We will inject the LLM client into a new endpoint, which is where we will generate the chatbot responses:

main.py (continued)

from openai import AsyncOpenAI
from fastapi import Depends

import deps  # update path as per your project setup

@api_router.post("/inference/batch/", status_code=200)
async def run_chat_inference(
    chat_input: str,
    llm_client: AsyncOpenAI | None = Depends(deps.get_llm_client),
):
    """
    Executes a batch inference using the provided chat input and returns the AI model's response.

    Args:
        chat_input str: The chat input containing the user's message.
        llm_client (AsyncOpenAI | None): The asynchronous OpenAI client, obtained via dependency injection.

    Returns:
        Any: The cleaned and formatted response from the AI model.
    """
    chat_completion = await llm_client.chat.completions.create(
        messages=[
            {"role": "system", "content": "You are an AI assistant"},
            {"role": "user", "content": chat_input},
        ],
        model="mistralai/Mixtral-8x7B-Instruct-v0.1",
        max_tokens=100,
        temperature=0.8,
    )
    
    return chat_completion.choices[0].message.content.strip()

Now we can pass a batch response to our client.
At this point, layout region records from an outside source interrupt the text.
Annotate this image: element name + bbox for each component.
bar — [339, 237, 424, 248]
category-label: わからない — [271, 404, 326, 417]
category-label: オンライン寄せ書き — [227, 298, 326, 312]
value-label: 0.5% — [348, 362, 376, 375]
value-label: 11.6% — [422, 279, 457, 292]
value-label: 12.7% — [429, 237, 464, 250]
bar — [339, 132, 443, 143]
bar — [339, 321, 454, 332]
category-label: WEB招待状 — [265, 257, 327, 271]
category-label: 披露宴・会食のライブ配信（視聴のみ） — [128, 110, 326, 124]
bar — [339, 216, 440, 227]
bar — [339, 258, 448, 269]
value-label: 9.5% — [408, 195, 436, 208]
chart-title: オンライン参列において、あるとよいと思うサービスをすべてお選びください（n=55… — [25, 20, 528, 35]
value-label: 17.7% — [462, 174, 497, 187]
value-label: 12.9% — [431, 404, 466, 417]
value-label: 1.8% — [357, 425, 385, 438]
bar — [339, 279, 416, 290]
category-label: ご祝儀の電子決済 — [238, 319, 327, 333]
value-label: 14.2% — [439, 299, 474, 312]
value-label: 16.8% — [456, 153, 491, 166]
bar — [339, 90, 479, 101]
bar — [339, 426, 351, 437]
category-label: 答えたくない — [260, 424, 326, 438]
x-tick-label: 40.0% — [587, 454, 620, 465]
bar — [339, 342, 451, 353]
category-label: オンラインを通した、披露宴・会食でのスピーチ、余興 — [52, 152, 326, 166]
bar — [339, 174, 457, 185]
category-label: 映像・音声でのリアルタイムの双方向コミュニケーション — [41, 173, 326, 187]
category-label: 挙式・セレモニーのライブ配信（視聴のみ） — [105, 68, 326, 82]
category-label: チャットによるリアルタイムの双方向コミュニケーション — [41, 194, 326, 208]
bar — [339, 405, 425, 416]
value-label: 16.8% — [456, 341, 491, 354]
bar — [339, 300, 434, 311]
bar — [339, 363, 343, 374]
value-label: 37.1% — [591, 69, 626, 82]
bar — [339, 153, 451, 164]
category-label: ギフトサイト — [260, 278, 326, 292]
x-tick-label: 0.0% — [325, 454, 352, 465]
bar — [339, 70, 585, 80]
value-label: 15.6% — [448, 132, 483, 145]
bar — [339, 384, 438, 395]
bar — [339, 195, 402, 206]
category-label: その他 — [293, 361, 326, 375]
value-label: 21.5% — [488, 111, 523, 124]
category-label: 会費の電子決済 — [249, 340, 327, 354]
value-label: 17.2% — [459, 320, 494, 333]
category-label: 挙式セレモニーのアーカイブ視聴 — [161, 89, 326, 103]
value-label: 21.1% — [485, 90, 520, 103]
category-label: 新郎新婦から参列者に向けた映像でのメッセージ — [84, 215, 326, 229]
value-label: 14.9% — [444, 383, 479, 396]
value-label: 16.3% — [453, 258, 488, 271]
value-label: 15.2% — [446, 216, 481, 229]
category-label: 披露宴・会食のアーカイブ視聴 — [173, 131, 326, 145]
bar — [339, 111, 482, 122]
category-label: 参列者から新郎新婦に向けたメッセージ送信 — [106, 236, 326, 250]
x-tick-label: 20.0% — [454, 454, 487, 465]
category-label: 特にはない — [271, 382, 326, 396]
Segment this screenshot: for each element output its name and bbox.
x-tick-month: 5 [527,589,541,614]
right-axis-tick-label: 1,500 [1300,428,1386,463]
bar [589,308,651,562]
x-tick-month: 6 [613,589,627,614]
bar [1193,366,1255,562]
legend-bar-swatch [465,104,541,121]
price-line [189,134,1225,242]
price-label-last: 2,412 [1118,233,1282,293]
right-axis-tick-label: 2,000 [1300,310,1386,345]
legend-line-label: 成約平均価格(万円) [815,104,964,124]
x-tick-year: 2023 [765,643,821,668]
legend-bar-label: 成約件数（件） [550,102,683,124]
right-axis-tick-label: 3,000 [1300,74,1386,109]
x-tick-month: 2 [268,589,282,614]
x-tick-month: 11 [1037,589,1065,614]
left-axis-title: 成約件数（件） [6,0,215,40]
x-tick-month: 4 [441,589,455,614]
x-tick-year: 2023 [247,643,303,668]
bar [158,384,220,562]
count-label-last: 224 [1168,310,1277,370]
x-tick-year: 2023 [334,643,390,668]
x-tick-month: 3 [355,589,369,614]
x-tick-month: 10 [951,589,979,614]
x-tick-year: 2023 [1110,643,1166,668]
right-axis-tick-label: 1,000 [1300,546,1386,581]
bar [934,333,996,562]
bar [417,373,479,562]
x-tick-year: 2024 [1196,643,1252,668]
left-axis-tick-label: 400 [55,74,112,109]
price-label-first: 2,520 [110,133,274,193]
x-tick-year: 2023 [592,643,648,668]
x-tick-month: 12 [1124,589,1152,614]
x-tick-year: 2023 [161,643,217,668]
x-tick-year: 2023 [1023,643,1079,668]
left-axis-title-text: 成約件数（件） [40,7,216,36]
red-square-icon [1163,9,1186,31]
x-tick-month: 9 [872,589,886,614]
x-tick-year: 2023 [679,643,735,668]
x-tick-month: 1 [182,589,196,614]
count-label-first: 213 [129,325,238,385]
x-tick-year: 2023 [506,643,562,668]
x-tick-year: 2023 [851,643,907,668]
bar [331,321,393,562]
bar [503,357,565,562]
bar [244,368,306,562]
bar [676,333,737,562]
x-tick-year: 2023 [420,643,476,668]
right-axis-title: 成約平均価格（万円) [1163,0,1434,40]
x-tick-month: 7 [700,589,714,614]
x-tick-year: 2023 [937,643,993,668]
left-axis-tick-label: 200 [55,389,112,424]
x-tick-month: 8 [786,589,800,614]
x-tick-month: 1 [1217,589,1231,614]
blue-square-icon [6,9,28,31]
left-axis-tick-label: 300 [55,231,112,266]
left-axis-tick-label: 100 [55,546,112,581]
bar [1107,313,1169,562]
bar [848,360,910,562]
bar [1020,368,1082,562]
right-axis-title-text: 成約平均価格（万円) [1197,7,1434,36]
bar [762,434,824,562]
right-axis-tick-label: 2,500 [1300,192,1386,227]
All that remains is to add a little bit of vanilla JavaScript to our template to call this endpoint. Naturally, you could also implement this using ReactJS as I demonstrate here

index.html

<script>
    async function handleSubmit(e) {
        e.preventDefault();
        const form = e.target;
        const formData = new FormData(form);
        const userMessage = formData.get('user_message');
        const endpoint = '/inference/batch/';
        const responseContainerId = 'batchResponse';

        // Clear previous response when "Send" is clicked again
        document.getElementById(responseContainerId).innerText = '';

        try {
            const response = await fetch(endpoint, {
                method: 'POST',
                headers: { 'Content-Type': 'application/json' },
                body: JSON.stringify({ user_message: userMessage }),
            });

            const data = await response.text();
            document.getElementById(responseContainerId).innerText = data;
            
        } catch (err) {
            console.error('Fetch error:', err);
        }
    }

    document.getElementById('batchForm').addEventListener('submit', handleSubmit);
</script>

Now we can reload our server (you can automate this with a flag), open the home page and click the “Send” button and get our batch inference response back!

TogetherAI Demo Site Inference

For more advanced versions of the above code, including streaming, Retrieval Augmented Generation (RAG) and productionization, check out my Building AI Applications with Open-Source Course

Summary

As you can see from the very simple project above, by using the TogetherAI API, we are able to build an AI-powered application that uses open-source models very quickly.

Right now the default for many organizations is default OpenAI & GPT-4. But as open-source models become more high quality, and compete on pricing, I expect more organizations to consider open-source use cases. When that time comes, Together AI is a solid choice.